CBD is turning into modern day snake oil
  • + 1
 @Mntneer: There are not enough upvotes in the world for this! Full spectrum! Cannabinoids and Terpenes!
  • + 2
 @Mntneer: What if you don't want to get stoned 3-5 days per week?
  • + 1
 @Agleck7: Most doses (5-10mg) for non-smokers will not have you at the level of "Stoned". Slightly high sure but still completely functional. If you are reaching the "stoned" pointed it is likely due to a higher than average myrcene, I'd avoid mango anything as well if you are worried about this. This terpene is also easily avoidable in most products as well.
  • + 3
 What the hell is an "off-season" ?
  • + 1
 where I live it's usually the time when lifts are closed.
  • + 2
 Good stuff Dee thank you!!
  • + 2
 @enduromtbtrainer what’s the danger of eating gmo veggies?
  • - 1
 Like with most topics, I suggest looking at both sides and coming to your own conclusion. A good source is westonprice.org though.
  • + 2
 This article needs a 50pt #ad written all over it
  • + 3
 Wtf is off season?
  • + 1
 Shame on you Pinkbike for posting this article. The pro-organic nonsense is shocking. Very disappointed.
  • + 1
 Hunting, fishing, farming takes time away for biking! Costco is your best friend!
  • + 1
 A few videos are password protected still.

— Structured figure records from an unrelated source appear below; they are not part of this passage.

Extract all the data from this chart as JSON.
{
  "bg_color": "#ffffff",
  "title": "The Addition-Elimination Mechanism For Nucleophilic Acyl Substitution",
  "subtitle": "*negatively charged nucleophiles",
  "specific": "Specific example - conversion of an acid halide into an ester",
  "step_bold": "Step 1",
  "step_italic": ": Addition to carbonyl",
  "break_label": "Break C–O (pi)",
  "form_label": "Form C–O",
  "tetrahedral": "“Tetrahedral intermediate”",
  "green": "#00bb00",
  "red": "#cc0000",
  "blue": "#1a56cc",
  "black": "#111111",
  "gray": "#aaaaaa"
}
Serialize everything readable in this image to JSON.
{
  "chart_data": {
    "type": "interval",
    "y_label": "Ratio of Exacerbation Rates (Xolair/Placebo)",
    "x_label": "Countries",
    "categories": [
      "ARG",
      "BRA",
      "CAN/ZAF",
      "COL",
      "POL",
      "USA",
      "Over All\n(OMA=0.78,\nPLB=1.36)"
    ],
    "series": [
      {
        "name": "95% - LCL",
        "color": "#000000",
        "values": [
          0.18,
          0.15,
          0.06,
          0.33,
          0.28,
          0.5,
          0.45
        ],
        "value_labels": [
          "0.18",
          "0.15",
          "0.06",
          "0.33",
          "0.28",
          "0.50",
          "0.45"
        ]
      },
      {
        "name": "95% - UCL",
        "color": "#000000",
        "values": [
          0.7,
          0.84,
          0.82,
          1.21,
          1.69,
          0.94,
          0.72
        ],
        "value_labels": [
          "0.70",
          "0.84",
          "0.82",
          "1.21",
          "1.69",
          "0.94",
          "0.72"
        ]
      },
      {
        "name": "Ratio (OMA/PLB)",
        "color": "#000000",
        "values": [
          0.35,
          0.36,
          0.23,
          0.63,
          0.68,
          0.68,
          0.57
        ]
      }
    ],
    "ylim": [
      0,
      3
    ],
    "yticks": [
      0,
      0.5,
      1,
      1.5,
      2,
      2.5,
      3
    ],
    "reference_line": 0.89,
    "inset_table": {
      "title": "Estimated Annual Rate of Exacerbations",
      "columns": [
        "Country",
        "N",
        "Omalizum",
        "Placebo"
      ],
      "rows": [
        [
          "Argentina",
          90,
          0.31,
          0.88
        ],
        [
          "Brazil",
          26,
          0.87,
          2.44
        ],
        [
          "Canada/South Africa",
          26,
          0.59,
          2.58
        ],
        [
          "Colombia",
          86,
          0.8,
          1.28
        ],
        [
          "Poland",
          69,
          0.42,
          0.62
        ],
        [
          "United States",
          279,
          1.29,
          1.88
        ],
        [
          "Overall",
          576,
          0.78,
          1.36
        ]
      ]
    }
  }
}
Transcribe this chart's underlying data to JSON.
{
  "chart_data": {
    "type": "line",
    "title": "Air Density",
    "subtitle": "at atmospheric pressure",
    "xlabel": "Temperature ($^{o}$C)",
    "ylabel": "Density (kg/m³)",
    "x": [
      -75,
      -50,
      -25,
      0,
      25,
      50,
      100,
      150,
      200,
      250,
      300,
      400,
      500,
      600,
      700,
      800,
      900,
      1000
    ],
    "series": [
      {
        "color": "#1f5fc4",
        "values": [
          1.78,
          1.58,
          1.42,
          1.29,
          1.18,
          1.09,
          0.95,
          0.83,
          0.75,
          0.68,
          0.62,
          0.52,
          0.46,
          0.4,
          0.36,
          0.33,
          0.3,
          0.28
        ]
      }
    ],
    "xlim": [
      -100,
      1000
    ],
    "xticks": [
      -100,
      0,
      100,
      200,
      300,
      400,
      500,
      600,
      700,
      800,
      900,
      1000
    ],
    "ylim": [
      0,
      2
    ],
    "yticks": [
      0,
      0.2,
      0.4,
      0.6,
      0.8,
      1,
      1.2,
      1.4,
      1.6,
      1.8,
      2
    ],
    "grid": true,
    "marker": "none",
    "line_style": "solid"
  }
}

Always looking forward to the knowledge shared on training. Smile
  • - 1
 No they're good!
  • + 1
 @enduromtbtrainer: my comment was from when the article was originally published. Wink
  • + 2
 With you till clean eating.
  • + 2
 Loltastic article. So basically be healthy.
  • + 1
 What is this “Off season” you speak of?
  • + 1
 The first big rides of the season are always painful.
  • + 1
 "finish drinking before 7pm"

coach, I'm gona need to see your credentials
  • + 1
 Eat meat? Eat diary?
That's the healty advice?
  • + 1
 play hockey.
  • - 1
 What off season? SoCal. I ride all year.